When designing the through hole, considering the flow of magnetic flux, the 15a portion of the through hole is made to be a concentric arc of the slot 14a portion constituting the annular yoke 14 or its equivalent, and the shape is made to be a triangular shape. The flow is not obstructed, and further efficiency improvement is possible.
FIG. 3 is a schematic view showing the relationship between the bridges constituting the through holes and the weld holes of the housing, showing an embodiment. By setting the thickness Bt of the bridge 16 constituting the through hole to be 1/2 or more of the diameter Yt of the welding hole 40 of the housing, it is possible to prevent spatter during welding and to obtain a high-quality electric motor.

  FIG. 4 is a schematic view showing a round hole provided at both ends of the through hole according to an embodiment. Even if the stator 10 and the housing 30 are auxiliary, if they are shrink-fitted or press-fitted, stress is applied to the yoke 14 and iron loss increases. As a countermeasure, a highly efficient electric motor can be obtained by providing perfect circular holes at both ends of the through hole to relieve stress. Furthermore, the electric motor of the present invention is mounted on a compressor and other devices.

  Even if the stator of the electric motor is used as a magnetizing yoke of the rotor, it is possible to provide a low-cost, high-insulation stator having high insulation performance that is resistant to magnetization stress, and a method of insulating the stator winding.

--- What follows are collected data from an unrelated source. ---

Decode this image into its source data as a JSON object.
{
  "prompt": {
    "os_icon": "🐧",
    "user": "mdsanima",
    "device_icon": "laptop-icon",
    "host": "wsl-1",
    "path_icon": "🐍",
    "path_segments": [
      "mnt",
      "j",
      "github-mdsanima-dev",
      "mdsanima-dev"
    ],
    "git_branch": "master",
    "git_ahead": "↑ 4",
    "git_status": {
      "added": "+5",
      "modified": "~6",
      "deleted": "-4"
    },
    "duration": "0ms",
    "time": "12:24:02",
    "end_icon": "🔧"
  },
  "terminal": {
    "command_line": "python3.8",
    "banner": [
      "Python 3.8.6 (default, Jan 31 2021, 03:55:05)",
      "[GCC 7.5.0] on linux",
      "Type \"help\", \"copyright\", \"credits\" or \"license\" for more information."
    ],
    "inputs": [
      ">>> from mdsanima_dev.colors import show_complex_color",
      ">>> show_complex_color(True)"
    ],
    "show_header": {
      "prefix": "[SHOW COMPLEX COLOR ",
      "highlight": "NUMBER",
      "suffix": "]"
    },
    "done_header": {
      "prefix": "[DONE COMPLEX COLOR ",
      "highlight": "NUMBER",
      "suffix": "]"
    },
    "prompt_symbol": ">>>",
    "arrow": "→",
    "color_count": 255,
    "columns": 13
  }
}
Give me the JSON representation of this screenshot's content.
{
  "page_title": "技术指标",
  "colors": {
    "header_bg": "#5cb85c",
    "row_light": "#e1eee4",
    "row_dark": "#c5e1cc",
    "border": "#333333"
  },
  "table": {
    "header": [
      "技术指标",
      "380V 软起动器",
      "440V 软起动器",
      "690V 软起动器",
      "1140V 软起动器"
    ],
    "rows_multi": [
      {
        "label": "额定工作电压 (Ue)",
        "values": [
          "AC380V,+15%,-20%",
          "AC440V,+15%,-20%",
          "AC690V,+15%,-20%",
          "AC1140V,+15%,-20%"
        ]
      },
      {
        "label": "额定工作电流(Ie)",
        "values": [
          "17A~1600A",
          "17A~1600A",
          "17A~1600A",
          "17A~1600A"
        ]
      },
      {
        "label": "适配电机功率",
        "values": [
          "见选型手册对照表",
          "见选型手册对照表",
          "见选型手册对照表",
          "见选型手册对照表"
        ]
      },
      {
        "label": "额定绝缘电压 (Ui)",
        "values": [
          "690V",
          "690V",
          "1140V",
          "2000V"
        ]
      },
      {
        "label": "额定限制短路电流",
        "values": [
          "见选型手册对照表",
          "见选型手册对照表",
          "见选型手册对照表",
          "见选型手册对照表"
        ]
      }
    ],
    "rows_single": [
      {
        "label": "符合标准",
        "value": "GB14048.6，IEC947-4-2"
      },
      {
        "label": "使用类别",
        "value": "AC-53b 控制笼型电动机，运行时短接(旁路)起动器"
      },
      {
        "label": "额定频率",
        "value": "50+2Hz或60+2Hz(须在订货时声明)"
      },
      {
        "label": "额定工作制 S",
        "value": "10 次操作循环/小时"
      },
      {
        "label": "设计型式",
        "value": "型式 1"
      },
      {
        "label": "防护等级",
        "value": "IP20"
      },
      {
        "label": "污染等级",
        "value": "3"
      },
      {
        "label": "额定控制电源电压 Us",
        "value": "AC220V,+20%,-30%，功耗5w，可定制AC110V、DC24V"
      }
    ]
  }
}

DESCRIPTION OF SYMBOLS 10 Stator 11 Teeth outer yoke 12 Teeth 13 Winding 14 Yoke 15 Through hole 16 Bridge 17 Yoke groove 20 Rotor 30 Housing 40 Welding hole

Claims (9)

A stator having an annular yoke and a plurality of teeth disposed on the inner peripheral portion of the yoke, and winding the plurality of teeth; and a slight gap in the inner periphery of the stator In the electric motor which is opposed to and is rotatably supported, and is constituted by a rotor provided with a permanent magnet inside or on the surface of the rotor core, and a part of the outer periphery of the stator core is fixed to the housing by welding. An electric motor having a configuration in which a position where welding is performed is a yoke portion having a low magnetic flux density. The electric motor according to claim 1, wherein the winding is a concentrated winding, and the welding position is a yoke portion located on an outer peripheral side of the teeth. 3. The electric motor according to claim 1, further comprising a configuration in which the yoke portion and the housing portion are supplementarily shrink-fitted or press-fitted together with the fixing by welding. 4. The electric motor according to any one of claims 1 to 3, wherein a hole penetrating in an axial direction is provided in a yoke portion positioned on an outer peripheral side of the tooth portion. The electric motor according to any one of claims 1 to 4, wherein the hole has a substantially triangular shape. The electric motor according to any one of claims 1 to 5, wherein a lower limit value of a thickness of a bridge constituting the shape of the hole is ½ of a diameter of a weld hole of the housing. The electric motor according to any one of claims 1 to 6, wherein perfect holes are provided at both ends of the hole. The compressor provided with the electric motor as described in any one of Claims 1 thru | or 7. The apparatus provided with the electric motor as described in any one of Claims 1 thru | or 7.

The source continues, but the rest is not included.